Dynevor est une actrice plus que compétente, et elle navigue sur l’échelle de Wall Street alimentée à la testostérone avec la tentation et l’appréhension nécessaires (le film est, pour la plupart, conscient de la toxicité de ses réflexions de « fille patronne » dans un tel contexte). contexte financier rance). Cependant, ce qui ralentit parfois la progression du film est sa conception relativement simple d’Emily, dont l’existence est largement définie par des paramètres externes : sa relation, son travail, ses patrons, etc. D’un côté, cela ressemble à un commentaire sournois sur les cases que les femmes sont obligées de parcourir dans une sphère d’entreprise dominée par les hommes, mais le cadrage dramatique du personnage semble souvent incomplet. Alors que son intériorité est définie en termes distinctement cinématographiques – la signification de son regard est créée par des coupures sur qui et ce qu’elle regarde – les gros plans d’Emily elle-même révèlent rarement quoi que ce soit sur qui elle est sous la surface.
Ni Luke ni Emily ne semblent avoir d’opinions, d’intérêts ou de perspectives en dehors de leur travail et les uns des autres, bien que cela puisse également être lu comme un commentaire introspectif sur la course effrénée des entreprises. La différence majeure réside dans la manière dont Domont filme et met en scène la performance d’Ehrenreich. La façon dont il mijote et mijote en silence est remarquable, créant une tension palpable qui obscurcit la relation entre Luke et Emily dans un brouillard difficile à exprimer par des mots pour l’un ou l’autre. C’est une bombe à retardement dramatique, qui se construit jusqu’à l’explosion, et regarder Ehrenreich atteindre lentement mais sûrement ce stade est excitant et exaspérant en soi.
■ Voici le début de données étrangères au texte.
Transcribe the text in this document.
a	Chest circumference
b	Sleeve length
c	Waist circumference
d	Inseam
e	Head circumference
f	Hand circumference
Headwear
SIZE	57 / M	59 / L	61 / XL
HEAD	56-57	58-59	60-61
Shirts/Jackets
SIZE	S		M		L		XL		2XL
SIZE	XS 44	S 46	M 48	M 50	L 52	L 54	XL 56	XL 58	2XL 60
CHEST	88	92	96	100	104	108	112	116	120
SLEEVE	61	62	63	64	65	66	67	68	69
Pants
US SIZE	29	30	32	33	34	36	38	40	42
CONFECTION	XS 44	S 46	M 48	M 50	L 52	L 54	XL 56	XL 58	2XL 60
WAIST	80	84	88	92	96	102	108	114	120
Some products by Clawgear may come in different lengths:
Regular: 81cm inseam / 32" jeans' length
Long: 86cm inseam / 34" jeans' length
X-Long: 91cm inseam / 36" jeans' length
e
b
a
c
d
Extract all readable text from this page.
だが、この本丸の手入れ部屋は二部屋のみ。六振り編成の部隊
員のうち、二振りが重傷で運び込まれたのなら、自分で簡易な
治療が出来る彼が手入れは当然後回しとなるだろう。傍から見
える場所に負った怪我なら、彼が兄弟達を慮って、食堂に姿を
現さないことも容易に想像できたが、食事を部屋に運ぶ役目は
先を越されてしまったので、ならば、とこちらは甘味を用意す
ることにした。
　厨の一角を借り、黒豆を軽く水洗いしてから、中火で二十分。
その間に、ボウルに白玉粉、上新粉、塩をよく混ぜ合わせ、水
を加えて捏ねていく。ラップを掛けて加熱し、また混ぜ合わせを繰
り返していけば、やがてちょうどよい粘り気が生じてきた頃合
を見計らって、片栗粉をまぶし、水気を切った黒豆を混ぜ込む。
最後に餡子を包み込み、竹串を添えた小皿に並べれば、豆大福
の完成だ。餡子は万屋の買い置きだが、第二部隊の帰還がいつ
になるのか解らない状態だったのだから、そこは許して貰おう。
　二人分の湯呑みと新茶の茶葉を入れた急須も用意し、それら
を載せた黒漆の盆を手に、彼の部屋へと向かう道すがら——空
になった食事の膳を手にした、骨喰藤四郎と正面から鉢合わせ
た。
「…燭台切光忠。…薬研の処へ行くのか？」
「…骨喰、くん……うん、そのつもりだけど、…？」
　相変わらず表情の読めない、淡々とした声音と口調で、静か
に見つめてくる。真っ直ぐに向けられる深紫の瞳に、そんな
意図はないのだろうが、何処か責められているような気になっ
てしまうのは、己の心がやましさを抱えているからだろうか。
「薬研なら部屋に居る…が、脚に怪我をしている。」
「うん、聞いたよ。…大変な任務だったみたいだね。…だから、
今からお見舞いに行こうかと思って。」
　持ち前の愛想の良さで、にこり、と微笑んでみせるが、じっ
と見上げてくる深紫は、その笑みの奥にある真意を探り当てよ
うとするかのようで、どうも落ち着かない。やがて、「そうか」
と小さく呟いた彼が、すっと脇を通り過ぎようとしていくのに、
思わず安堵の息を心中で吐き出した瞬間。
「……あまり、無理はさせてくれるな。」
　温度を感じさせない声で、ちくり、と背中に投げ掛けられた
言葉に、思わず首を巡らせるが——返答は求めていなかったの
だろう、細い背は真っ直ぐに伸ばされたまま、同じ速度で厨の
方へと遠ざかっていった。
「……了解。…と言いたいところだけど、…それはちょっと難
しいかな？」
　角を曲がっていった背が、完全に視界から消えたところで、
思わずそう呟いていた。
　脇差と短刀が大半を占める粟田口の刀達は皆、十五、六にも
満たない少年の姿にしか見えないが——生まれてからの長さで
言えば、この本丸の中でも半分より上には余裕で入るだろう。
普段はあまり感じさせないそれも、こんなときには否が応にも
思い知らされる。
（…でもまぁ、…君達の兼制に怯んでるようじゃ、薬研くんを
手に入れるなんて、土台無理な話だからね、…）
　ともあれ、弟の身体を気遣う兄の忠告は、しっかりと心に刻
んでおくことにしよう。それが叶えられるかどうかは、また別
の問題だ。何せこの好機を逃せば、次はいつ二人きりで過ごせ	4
Cette sensation est également renforcée par la conception sonore magistrale du film, qui donne l’impression que chaque environnement banal est irrégulier, qu’il s’agisse d’une conversation sur le lieu de travail ou d’un partenaire romantique qui se déplace simplement dans la maison.
Ce qui est peut-être le plus passionnant dans le Fair Play, c’est la façon dont il transforme les mots en armes, offrant à ses deux acteurs principaux l’opportunité de considérer chaque échange et d’y réagir de la mauvaise manière. C’est incroyablement désarmant dans sa représentation vivante d’une relation sur le point de s’effondrer, y compris la manière dont la dynamique du pouvoir dans la chambre à coucher devient brouillée par un manque de communication. Même s’il se termine dans un lieu peut-être trop moralement didactique pour un film par ailleurs désordonné et complexe, Fair Play s’impose comme l’un des rares thrillers hollywoodiens modernes où les enjeux se résument entièrement à des termes personnels, grâce à un sens magistral de l’escalade. d’un cinéaste débutant dont le travail vaudra très probablement la peine d’être surveillé.